MOSCOW (Reuters) – The founder of a prominent rights group that monitors and reveals abuses in Russia’s vast prison system said on Friday he had been placed on a wanted list by Russian authorities.
Vladimir Osechkin, founder of the Gulagu.net rights group who now lives in France, appeared in an interior ministry database of wanted individuals wanted by Russia on Friday.
“Once again they have shown the whole world how they abuse their power and authority,” Osechkin, 40, wrote on Facebook.
There was no immediate comment from the Russian authorities.
Gulagu.net said earlier this year it had received a massive leak of documents, photos and videos proving that hundreds of people across the prison system had been tortured and raped by other inmates directed by prison officials.

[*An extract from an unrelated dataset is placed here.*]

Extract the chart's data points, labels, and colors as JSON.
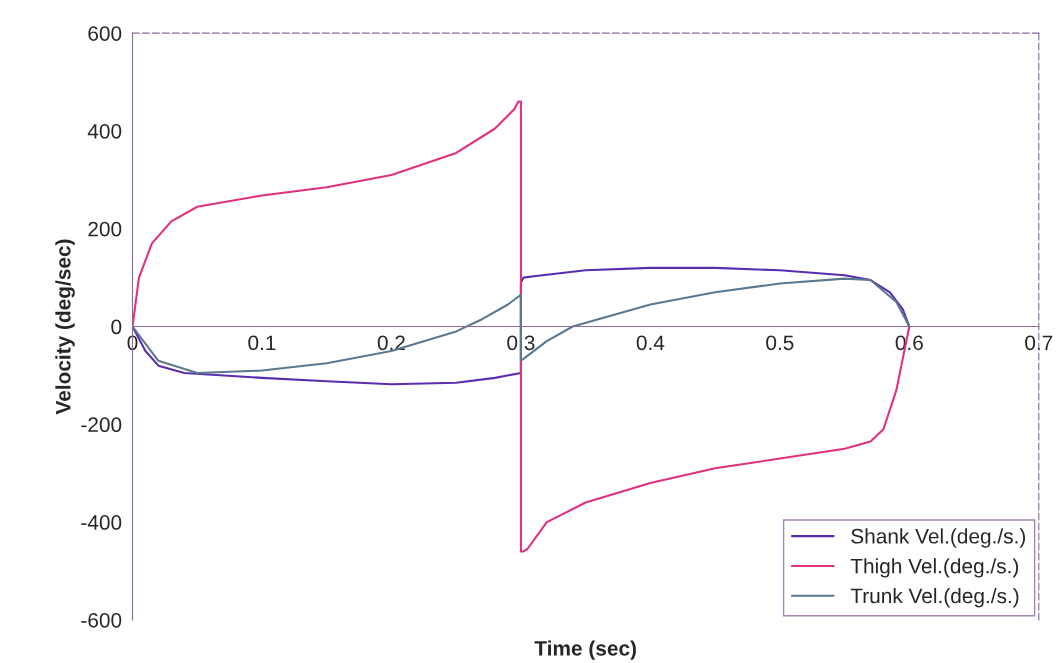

The release of some of the footage prompted Russian authorities to fire several prison officials and open several criminal investigations into torture and sexual assaults.

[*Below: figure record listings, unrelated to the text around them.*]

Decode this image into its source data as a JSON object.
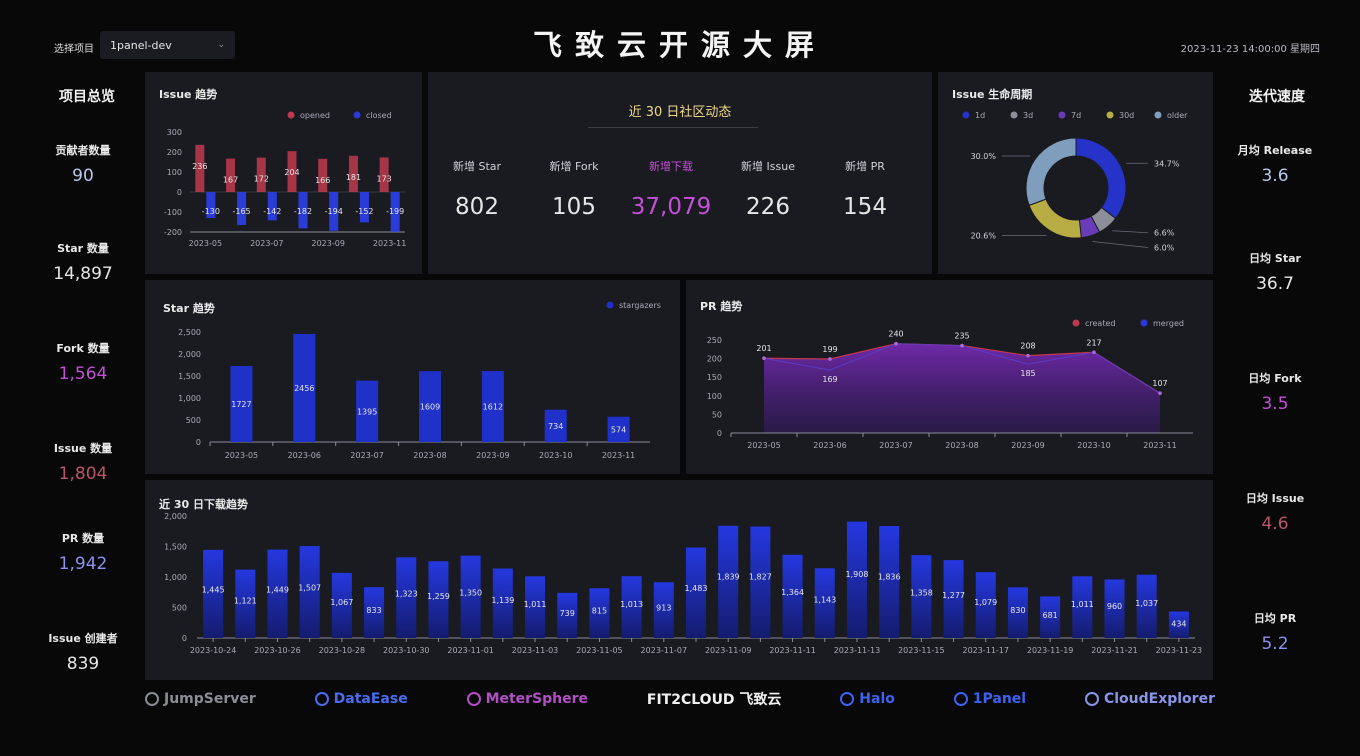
{
  "header": {
    "selector_label": "选择项目",
    "project": "1panel-dev",
    "title": "飞致云开源大屏",
    "datetime": "2023-11-23 14:00:00 星期四"
  },
  "left_stats": {
    "title": "项目总览",
    "items": [
      {
        "label": "贡献者数量",
        "value": "90",
        "color": "#b9c8f0"
      },
      {
        "label": "Star 数量",
        "value": "14,897",
        "color": "#e6e6e6"
      },
      {
        "label": "Fork 数量",
        "value": "1,564",
        "color": "#c44fd8"
      },
      {
        "label": "Issue 数量",
        "value": "1,804",
        "color": "#b8556a"
      },
      {
        "label": "PR 数量",
        "value": "1,942",
        "color": "#8e90ef"
      },
      {
        "label": "Issue 创建者",
        "value": "839",
        "color": "#e6e6e6"
      }
    ]
  },
  "right_stats": {
    "title": "迭代速度",
    "items": [
      {
        "label": "月均 Release",
        "value": "3.6",
        "color": "#b9c8f0"
      },
      {
        "label": "日均 Star",
        "value": "36.7",
        "color": "#e6e6e6"
      },
      {
        "label": "日均 Fork",
        "value": "3.5",
        "color": "#c44fd8"
      },
      {
        "label": "日均 Issue",
        "value": "4.6",
        "color": "#b8556a"
      },
      {
        "label": "日均 PR",
        "value": "5.2",
        "color": "#8e90ef"
      }
    ]
  },
  "community": {
    "title": "近 30 日社区动态",
    "items": [
      {
        "label": "新增 Star",
        "value": "802",
        "color": "#e6e6e6",
        "label_color": "#d0d2da"
      },
      {
        "label": "新增 Fork",
        "value": "105",
        "color": "#e6e6e6",
        "label_color": "#d0d2da"
      },
      {
        "label": "新增下载",
        "value": "37,079",
        "color": "#c44fd8",
        "label_color": "#c44fd8"
      },
      {
        "label": "新增 Issue",
        "value": "226",
        "color": "#e6e6e6",
        "label_color": "#d0d2da"
      },
      {
        "label": "新增 PR",
        "value": "154",
        "color": "#e6e6e6",
        "label_color": "#d0d2da"
      }
    ]
  },
  "footer": {
    "logos": [
      {
        "name": "JumpServer",
        "color": "#8a8c96"
      },
      {
        "name": "DataEase",
        "color": "#4a6cf0"
      },
      {
        "name": "MeterSphere",
        "color": "#b24fc4"
      },
      {
        "name": "FIT2CLOUD 飞致云",
        "color": "#f2f2f2"
      },
      {
        "name": "Halo",
        "color": "#3d62f2"
      },
      {
        "name": "1Panel",
        "color": "#3d62f2"
      },
      {
        "name": "CloudExplorer",
        "color": "#8a94e8"
      }
    ]
  },
  "colors": {
    "opened": "#c0394f",
    "closed": "#2a3bd8",
    "bar": "#2031c9",
    "created": "#c0394f",
    "merged": "#2a3bd8"
  },
  "chart_data": [
    {
      "id": "issue",
      "type": "bar",
      "title": "Issue 趋势",
      "categories": [
        "2023-05",
        "2023-06",
        "2023-07",
        "2023-08",
        "2023-09",
        "2023-10",
        "2023-11"
      ],
      "x_ticks": [
        "2023-05",
        "2023-07",
        "2023-09",
        "2023-11"
      ],
      "series": [
        {
          "name": "opened",
          "values": [
            236,
            167,
            172,
            204,
            166,
            181,
            173
          ]
        },
        {
          "name": "closed",
          "values": [
            -130,
            -165,
            -142,
            -182,
            -194,
            -152,
            -199
          ]
        }
      ],
      "ylim": [
        -200,
        300
      ],
      "y_ticks": [
        -200,
        -100,
        0,
        100,
        200,
        300
      ],
      "legend": "top-right"
    },
    {
      "id": "star",
      "type": "bar",
      "title": "Star 趋势",
      "categories": [
        "2023-05",
        "2023-06",
        "2023-07",
        "2023-08",
        "2023-09",
        "2023-10",
        "2023-11"
      ],
      "series": [
        {
          "name": "stargazers",
          "values": [
            1727,
            2456,
            1395,
            1609,
            1612,
            734,
            574
          ]
        }
      ],
      "ylim": [
        0,
        2500
      ],
      "y_ticks": [
        0,
        500,
        1000,
        1500,
        2000,
        2500
      ],
      "y_tick_labels": [
        "0",
        "500",
        "1,000",
        "1,500",
        "2,000",
        "2,500"
      ],
      "legend": "top-right"
    },
    {
      "id": "pr",
      "type": "area",
      "title": "PR 趋势",
      "categories": [
        "2023-05",
        "2023-06",
        "2023-07",
        "2023-08",
        "2023-09",
        "2023-10",
        "2023-11"
      ],
      "series": [
        {
          "name": "created",
          "values": [
            201,
            199,
            240,
            235,
            208,
            217,
            107
          ]
        },
        {
          "name": "merged",
          "values": [
            201,
            169,
            240,
            235,
            185,
            217,
            107
          ]
        }
      ],
      "labels": [
        {
          "index": 0,
          "text": "201",
          "series": "created"
        },
        {
          "index": 1,
          "text": "199",
          "series": "created"
        },
        {
          "index": 1,
          "text": "169",
          "series": "merged"
        },
        {
          "index": 2,
          "text": "240",
          "series": "created"
        },
        {
          "index": 3,
          "text": "235",
          "series": "created"
        },
        {
          "index": 4,
          "text": "208",
          "series": "created"
        },
        {
          "index": 4,
          "text": "185",
          "series": "merged"
        },
        {
          "index": 5,
          "text": "217",
          "series": "created"
        },
        {
          "index": 6,
          "text": "107",
          "series": "created"
        }
      ],
      "ylim": [
        0,
        250
      ],
      "y_ticks": [
        0,
        50,
        100,
        150,
        200,
        250
      ],
      "legend": "top-right"
    },
    {
      "id": "lifecycle",
      "type": "pie",
      "title": "Issue 生命周期",
      "legend": "top",
      "slices": [
        {
          "name": "1d",
          "value": 34.7,
          "label": "34.7%",
          "color": "#2633c8"
        },
        {
          "name": "3d",
          "value": 6.6,
          "label": "6.6%",
          "color": "#8c8f99"
        },
        {
          "name": "7d",
          "value": 6.0,
          "label": "6.0%",
          "color": "#6a3cb8"
        },
        {
          "name": "30d",
          "value": 20.6,
          "label": "20.6%",
          "color": "#b8ad44"
        },
        {
          "name": "older",
          "value": 30.0,
          "label": "30.0%",
          "color": "#7f9dbd"
        }
      ]
    },
    {
      "id": "downloads",
      "type": "bar",
      "title": "近 30 日下载趋势",
      "categories": [
        "2023-10-24",
        "2023-10-25",
        "2023-10-26",
        "2023-10-27",
        "2023-10-28",
        "2023-10-29",
        "2023-10-30",
        "2023-10-31",
        "2023-11-01",
        "2023-11-02",
        "2023-11-03",
        "2023-11-04",
        "2023-11-05",
        "2023-11-06",
        "2023-11-07",
        "2023-11-08",
        "2023-11-09",
        "2023-11-10",
        "2023-11-11",
        "2023-11-12",
        "2023-11-13",
        "2023-11-14",
        "2023-11-15",
        "2023-11-16",
        "2023-11-17",
        "2023-11-18",
        "2023-11-19",
        "2023-11-20",
        "2023-11-21",
        "2023-11-22",
        "2023-11-23"
      ],
      "x_ticks": [
        "2023-10-24",
        "2023-10-26",
        "2023-10-28",
        "2023-10-30",
        "2023-11-01",
        "2023-11-03",
        "2023-11-05",
        "2023-11-07",
        "2023-11-09",
        "2023-11-11",
        "2023-11-13",
        "2023-11-15",
        "2023-11-17",
        "2023-11-19",
        "2023-11-21",
        "2023-11-23"
      ],
      "series": [
        {
          "name": "downloads",
          "values": [
            1445,
            1121,
            1449,
            1507,
            1067,
            833,
            1323,
            1259,
            1350,
            1139,
            1011,
            739,
            815,
            1013,
            913,
            1483,
            1839,
            1827,
            1364,
            1143,
            1908,
            1836,
            1358,
            1277,
            1079,
            830,
            681,
            1011,
            960,
            1037,
            434
          ]
        }
      ],
      "ylim": [
        0,
        2000
      ],
      "y_ticks": [
        0,
        500,
        1000,
        1500,
        2000
      ],
      "y_tick_labels": [
        "0",
        "500",
        "1,000",
        "1,500",
        "2,000"
      ]
    }
  ]
}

Russia later added Sergei Savelyev, a Belarusian national who leaked the purported prison torture videos Gulagu.net, to its wanted list. His name was removed from the wanted list this month for reasons that were not disclosed by the authorities.
Savelyev is now seeking political asylum in France.
“We will expose their terrible crimes against humanity, show the world, tell them about their torture conveyors and stop this outrage,” Osechkin wrote on social media, referring to prison authorities. “Even if I have to risk my life.”